In carburetted hydrogen we have the united force of two of the most active substances known as organogens, or generators of organic bodies. But of the vast range of their properties, their affinities, and their interior changes we are still profoundly ignorant. We may, however, easily recognize the fact that their combinations and also almost every other chemical compound may be decomposed by electricity or galvanism.

Here then we have a clew, though perhaps distant, to the formation of the gem. Is not the production of drops of water by passing the electric spark through a mixture of hydrogen and atmospheric oxygen suggestive of the manner in which the diamond might be formed from carburetted hydrogen? It is true this experiment in the laboratory has failed to produce the transparent and crystalline form of carbon, although it has thrown down the element in an amorphous state. This failure is by no means decisive, for many of the simple acts of nature are beyond the imitative power of man.

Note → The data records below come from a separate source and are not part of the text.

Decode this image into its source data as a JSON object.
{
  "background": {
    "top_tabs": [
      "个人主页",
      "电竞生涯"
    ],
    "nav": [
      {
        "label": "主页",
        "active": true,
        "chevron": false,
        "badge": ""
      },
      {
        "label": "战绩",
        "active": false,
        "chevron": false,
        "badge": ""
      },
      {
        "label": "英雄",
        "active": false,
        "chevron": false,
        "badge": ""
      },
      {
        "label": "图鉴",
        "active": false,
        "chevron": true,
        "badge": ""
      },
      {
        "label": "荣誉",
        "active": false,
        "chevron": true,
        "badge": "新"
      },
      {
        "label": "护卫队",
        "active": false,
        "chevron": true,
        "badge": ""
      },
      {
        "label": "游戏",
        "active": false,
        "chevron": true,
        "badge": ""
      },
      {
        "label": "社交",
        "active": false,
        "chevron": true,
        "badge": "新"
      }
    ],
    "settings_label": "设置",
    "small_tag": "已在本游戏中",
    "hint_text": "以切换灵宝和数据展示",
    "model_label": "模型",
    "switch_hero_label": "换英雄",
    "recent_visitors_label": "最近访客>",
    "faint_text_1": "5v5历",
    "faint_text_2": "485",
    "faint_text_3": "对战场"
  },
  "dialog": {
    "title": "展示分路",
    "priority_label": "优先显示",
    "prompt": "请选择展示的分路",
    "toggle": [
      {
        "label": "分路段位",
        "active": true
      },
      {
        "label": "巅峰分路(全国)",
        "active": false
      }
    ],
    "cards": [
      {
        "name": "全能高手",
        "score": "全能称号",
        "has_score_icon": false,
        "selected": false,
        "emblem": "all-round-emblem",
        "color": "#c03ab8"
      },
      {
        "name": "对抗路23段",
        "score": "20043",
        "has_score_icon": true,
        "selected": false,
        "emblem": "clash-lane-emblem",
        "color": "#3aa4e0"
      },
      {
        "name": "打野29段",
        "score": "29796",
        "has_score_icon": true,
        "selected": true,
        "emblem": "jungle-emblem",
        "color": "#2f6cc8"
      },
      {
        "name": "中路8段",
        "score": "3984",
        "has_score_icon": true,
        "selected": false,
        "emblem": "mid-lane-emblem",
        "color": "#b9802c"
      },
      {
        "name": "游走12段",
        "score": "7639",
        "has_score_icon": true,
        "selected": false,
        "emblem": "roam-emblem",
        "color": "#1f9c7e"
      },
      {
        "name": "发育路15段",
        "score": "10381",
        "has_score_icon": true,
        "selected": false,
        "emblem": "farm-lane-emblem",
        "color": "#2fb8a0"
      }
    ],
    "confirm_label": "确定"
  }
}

And then again the chemist may exclaim, “How is it possible for the gem to be produced in this manner, when the combination of these elementary bodies is always or nearly always attended with the development of a considerable degree of heat, while the diamond contains at times germs of organic matter? Would not these organic remains be destroyed during this process? On the contrary, they do not exhibit the least trace of the effect of combustion or even heat, and are as well defined as the insects in the fossil resins.” In reply we will point to the formation of fulgurites through the agency of the lightning without the evolution of heat.